Enhancing Interpretability for Vision Models via Shapley Value Optimization
This addresses the need for more faithful and compatible interpretability methods in vision models, representing an incremental improvement over existing approaches.
The paper tackled the problem of opaque decision-making in deep neural networks by proposing a self-explaining framework that integrates Shapley value optimization during training, resulting in state-of-the-art interpretability with preserved model performance.

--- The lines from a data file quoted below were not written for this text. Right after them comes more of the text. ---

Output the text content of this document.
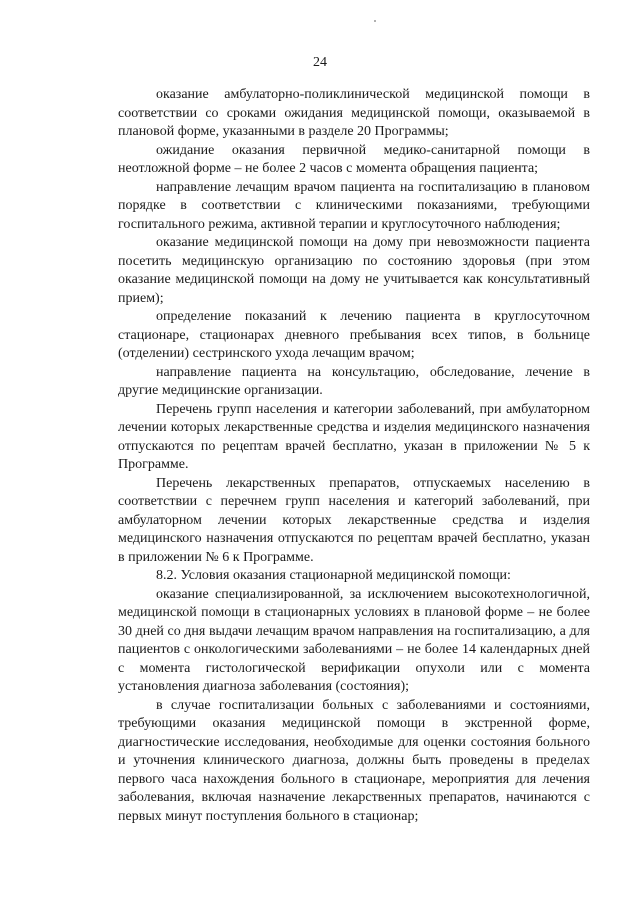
24

оказание амбулаторно-поликлинической медицинской помощи в соответствии со сроками ожидания медицинской помощи, оказываемой в плановой форме, указанными в разделе 20 Программы;

ожидание оказания первичной медико-санитарной помощи в неотложной форме – не более 2 часов с момента обращения пациента;

направление лечащим врачом пациента на госпитализацию в плановом порядке в соответствии с клиническими показаниями, требующими госпитального режима, активной терапии и круглосуточного наблюдения;

оказание медицинской помощи на дому при невозможности пациента посетить медицинскую организацию по состоянию здоровья (при этом оказание медицинской помощи на дому не учитывается как консультативный прием);

определение показаний к лечению пациента в круглосуточном стационаре, стационарах дневного пребывания всех типов, в больнице (отделении) сестринского ухода лечащим врачом;

направление пациента на консультацию, обследование, лечение в другие медицинские организации.

Перечень групп населения и категории заболеваний, при амбулаторном лечении которых лекарственные средства и изделия медицинского назначения отпускаются по рецептам врачей бесплатно, указан в приложении № 5 к Программе.

Перечень лекарственных препаратов, отпускаемых населению в соответствии с перечнем групп населения и категорий заболеваний, при амбулаторном лечении которых лекарственные средства и изделия медицинского назначения отпускаются по рецептам врачей бесплатно, указан в приложении № 6 к Программе.

8.2. Условия оказания стационарной медицинской помощи:

оказание специализированной, за исключением высокотехнологичной, медицинской помощи в стационарных условиях в плановой форме – не более 30 дней со дня выдачи лечащим врачом направления на госпитализацию, а для пациентов с онкологическими заболеваниями – не более 14 календарных дней с момента гистологической верификации опухоли или с момента установления диагноза заболевания (состояния);

в случае госпитализации больных с заболеваниями и состояниями, требующими оказания медицинской помощи в экстренной форме, диагностические исследования, необходимые для оценки состояния больного и уточнения клинического диагноза, должны быть проведены в пределах первого часа нахождения больного в стационаре, мероприятия для лечения заболевания, включая назначение лекарственных препаратов, начинаются с первых минут поступления больного в стационар;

Deep neural networks have demonstrated remarkable performance across various domains, yet their decision-making processes remain opaque. Although many explanation methods are dedicated to bringing the obscurity of DNNs to light, they exhibit significant limitations: post-hoc explanation methods often struggle to faithfully reflect model behaviors, while self-explaining neural networks sacrifice performance and compatibility due to their specialized architectural designs. To address these challenges, we propose a novel self-explaining framework that integrates Shapley value estimation as an auxiliary task during training, which achieves two key advancements: 1) a fair allocation of the model prediction scores to image patches, ensuring explanations inherently align with the model's decision logic, and 2) enhanced interpretability with minor structural modifications, preserving model performance and compatibility. Extensive experiments on multiple benchmarks demonstrate that our method achieves state-of-the-art interpretability.